De incassokosten van € 48,40 worden toegewezen, omdat aan alle voorwaarden is voldaan om deze kosten vergoed te krijgen (artikel 6:96 BW).
2.8.
Ook de rente wordt toegewezen, omdat ROC Mondriaan genoeg heeft gesteld waaruit volgt dat deze moet worden betaald en [gedaagde01] dat niet heeft betwist.
[gedaagde01] moet de proceskosten betalen
2.9.
[gedaagde01] moet de proceskosten betalen, omdat hij ongelijk krijgt (artikel 237 Rv). De kantonrechter begroot deze kosten aan de kant van ROC Mondriaan op € 130,49 aan dagvaardingskosten, € 128,- aan griffierecht, € 160,- aan salaris voor de gemachtigde (2 punten x € 80,-) en € 40,- aan nakosten. Dat is in totaal € 458,49. Hier kan nog een bedrag bijkomen als dit vonnis wordt betekend.

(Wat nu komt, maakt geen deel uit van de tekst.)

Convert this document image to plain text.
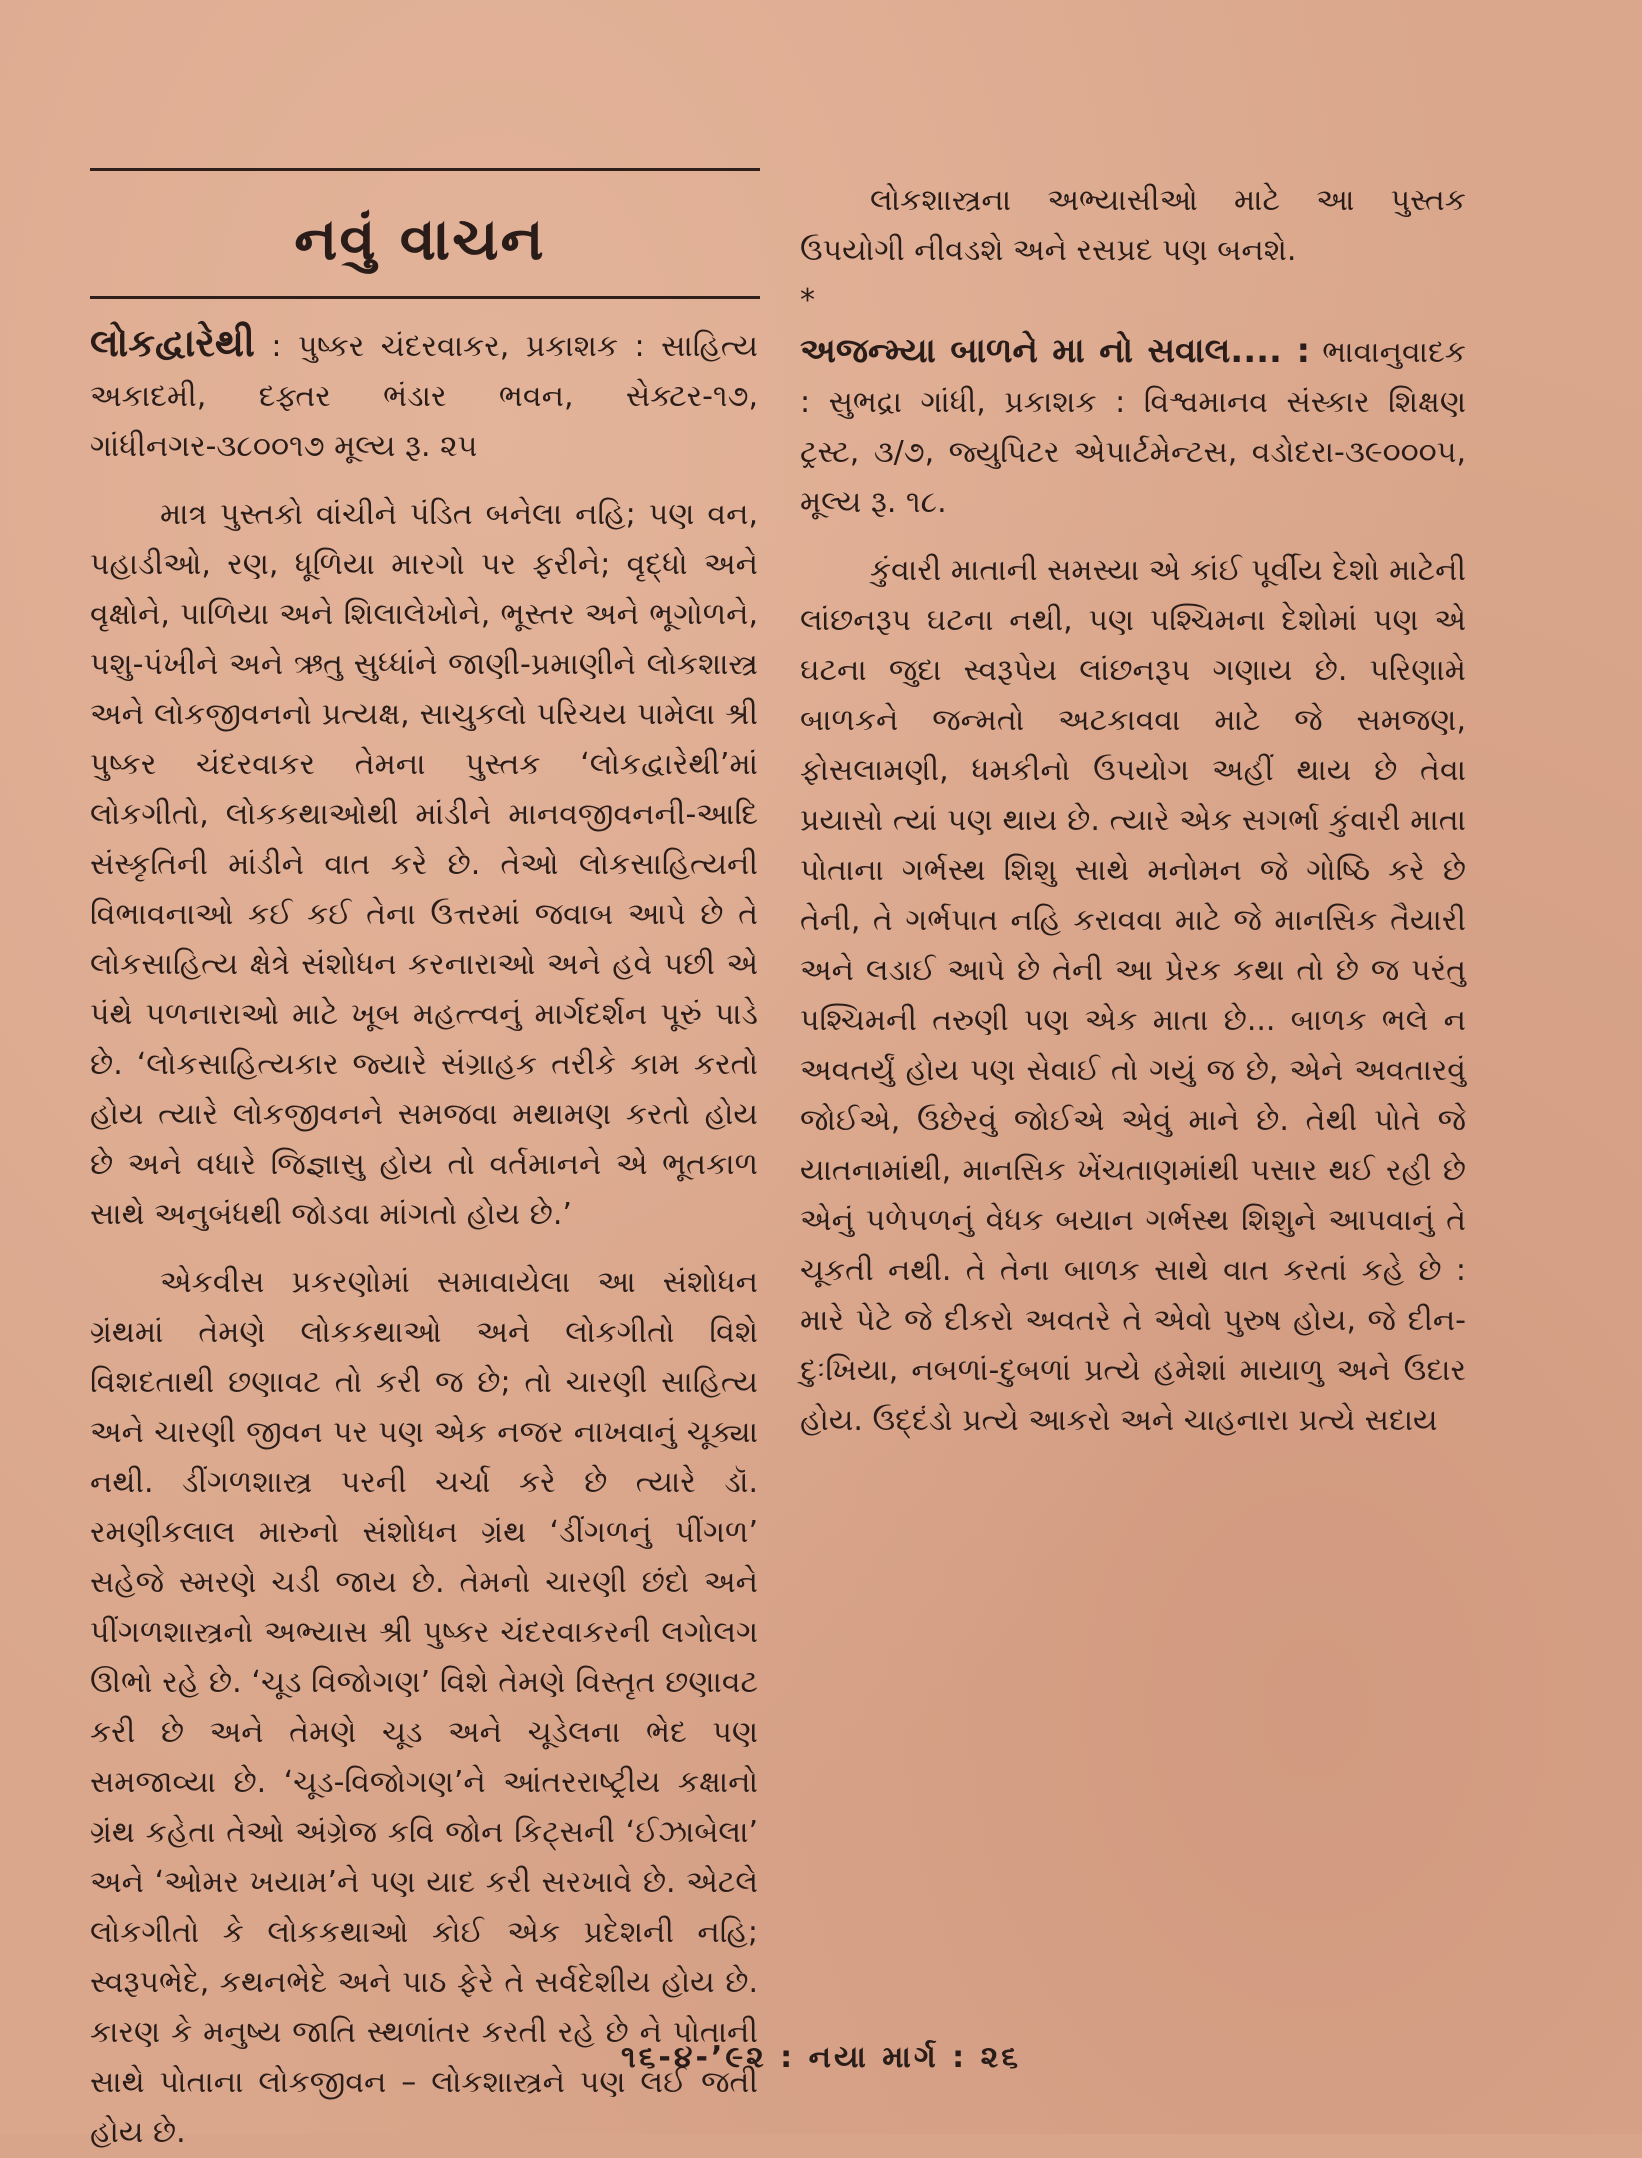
નવું વાચન

લોકદ્વારેથી : પુષ્કર ચંદરવાકર, પ્રકાશક : સાહિત્ય અકાદમી, દફ્તર ભંડાર ભવન, સેક્ટર-૧૭, ગાંધીનગર-૩૮૦૦૧૭ મૂલ્ય રૂ. ૨૫

માત્ર પુસ્તકો વાંચીને પંડિત બનેલા નહિ; પણ વન, પહાડીઓ, રણ, ધૂળિયા મારગો પર ફરીને; વૃદ્ધો અને વૃક્ષોને, પાળિયા અને શિલાલેખોને, ભૂસ્તર અને ભૂગોળને, પશુ-પંખીને અને ઋતુ સુધ્ધાંને જાણી-પ્રમાણીને લોકશાસ્ત્ર અને લોકજીવનનો પ્રત્યક્ષ, સાચુકલો પરિચય પામેલા શ્રી પુષ્કર ચંદરવાકર તેમના પુસ્તક ‘લોકદ્વારેથી’માં લોકગીતો, લોકકથાઓથી માંડીને માનવજીવનની-આદિ સંસ્કૃતિની માંડીને વાત કરે છે. તેઓ લોકસાહિત્યની વિભાવનાઓ કઈ કઈ તેના ઉત્તરમાં જવાબ આપે છે તે લોકસાહિત્ય ક્ષેત્રે સંશોધન કરનારાઓ અને હવે પછી એ પંથે પળનારાઓ માટે ખૂબ મહત્ત્વનું માર્ગદર્શન પૂરું પાડે છે. ‘લોકસાહિત્યકાર જ્યારે સંગ્રાહક તરીકે કામ કરતો હોય ત્યારે લોકજીવનને સમજવા મથામણ કરતો હોય છે અને વધારે જિજ્ઞાસુ હોય તો વર્તમાનને એ ભૂતકાળ સાથે અનુબંધથી જોડવા માંગતો હોય છે.’

એકવીસ પ્રકરણોમાં સમાવાયેલા આ સંશોધન ગ્રંથમાં તેમણે લોકકથાઓ અને લોકગીતો વિશે વિશદતાથી છણાવટ તો કરી જ છે; તો ચારણી સાહિત્ય અને ચારણી જીવન પર પણ એક નજર નાખવાનું ચૂક્યા નથી. ડીંગળશાસ્ત્ર પરની ચર્ચા કરે છે ત્યારે ડૉ. રમણીકલાલ મારુનો સંશોધન ગ્રંથ ‘ડીંગળનું પીંગળ’ સહેજે સ્મરણે ચડી જાય છે. તેમનો ચારણી છંદો અને પીંગળશાસ્ત્રનો અભ્યાસ શ્રી પુષ્કર ચંદરવાકરની લગોલગ ઊભો રહે છે. ‘ચૂડ વિજોગણ’ વિશે તેમણે વિસ્તૃત છણાવટ કરી છે અને તેમણે ચૂડ અને ચૂડેલના ભેદ પણ સમજાવ્યા છે. ‘ચૂડ-વિજોગણ’ને આંતરરાષ્ટ્રીય કક્ષાનો ગ્રંથ કહેતા તેઓ અંગ્રેજ કવિ જોન કિટ્સની ‘ઈઝાબેલા’ અને ‘ઓમર ખયામ’ને પણ યાદ કરી સરખાવે છે. એટલે લોકગીતો કે લોકકથાઓ કોઈ એક પ્રદેશની નહિ; સ્વરૂપભેદે, કથનભેદે અને પાઠ ફેરે તે સર્વદેશીય હોય છે. કારણ કે મનુષ્ય જાતિ સ્થળાંતર કરતી રહે છે ને પોતાની સાથે પોતાના લોકજીવન – લોકશાસ્ત્રને પણ લઈ જતી હોય છે.

લોકશાસ્ત્રના અભ્યાસીઓ માટે આ પુસ્તક ઉપયોગી નીવડશે અને રસપ્રદ પણ બનશે.

*

અજન્મ્યા બાળને મા નો સવાલ.... : ભાવાનુવાદક : સુભદ્રા ગાંધી, પ્રકાશક : વિશ્વમાનવ સંસ્કાર શિક્ષણ ટ્રસ્ટ, ૩/૭, જ્યુપિટર એપાર્ટમેન્ટસ, વડોદરા-૩૯૦૦૦૫, મૂલ્ય રૂ. ૧૮.

કુંવારી માતાની સમસ્યા એ કાંઈ પૂર્વીય દેશો માટેની લાંછનરૂપ ઘટના નથી, પણ પશ્ચિમના દેશોમાં પણ એ ઘટના જુદા સ્વરૂપેય લાંછનરૂપ ગણાય છે. પરિણામે બાળકને જન્મતો અટકાવવા માટે જે સમજણ, ફોસલામણી, ધમકીનો ઉપયોગ અહીં થાય છે તેવા પ્રયાસો ત્યાં પણ થાય છે. ત્યારે એક સગર્ભા કુંવારી માતા પોતાના ગર્ભસ્થ શિશુ સાથે મનોમન જે ગોષ્ઠિ કરે છે તેની, તે ગર્ભપાત નહિ કરાવવા માટે જે માનસિક તૈયારી અને લડાઈ આપે છે તેની આ પ્રેરક કથા તો છે જ પરંતુ પશ્ચિમની તરુણી પણ એક માતા છે... બાળક ભલે ન અવતર્યું હોય પણ સેવાઈ તો ગયું જ છે, એને અવતારવું જોઈએ, ઉછેરવું જોઈએ એવું માને છે. તેથી પોતે જે યાતનામાંથી, માનસિક ખેંચતાણમાંથી પસાર થઈ રહી છે એનું પળેપળનું વેધક બયાન ગર્ભસ્થ શિશુને આપવાનું તે ચૂકતી નથી. તે તેના બાળક સાથે વાત કરતાં કહે છે : મારે પેટે જે દીકરો અવતરે તે એવો પુરુષ હોય, જે દીન-દુઃખિયા, નબળાં-દુબળાં પ્રત્યે હમેશાં માયાળુ અને ઉદાર હોય. ઉદ્દંડો પ્રત્યે આકરો અને ચાહનારા પ્રત્યે સદાય

૧૬-૪-’૯૨ : નયા માર્ગ : ૨૬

Uitvoerbaarheid bij voorraad
2.10.
Dit vonnis wordt uitvoerbaar bij voorraad verklaard (artikel 233 Rv).

3.De beslissing

De kantonrechter:
3.1.
veroordeelt [gedaagde01] om aan ROC Mondriaan te betalen € 258,- aan hoofdsom,
€ 9,44 aan tot 11 oktober 2023 vervallen rente en € 48,40 aan buitengerechtelijke incassokosten, met de wettelijke rente zoals bedoeld in artikel 6:119 BW over een bedrag van € 258,- vanaf 11 oktober 2023 tot de dag dat volledig is betaald;
3.2.
veroordeelt [gedaagde01] in de proceskosten, die aan de kant van ROC Mondriaan worden begroot op € 458,49;
3.3.
verklaart dit vonnis uitvoerbaar bij voorraad;
Dit vonnis is gewezen door mr. W.J.J. Wetzels en in het openbaar uitgesproken.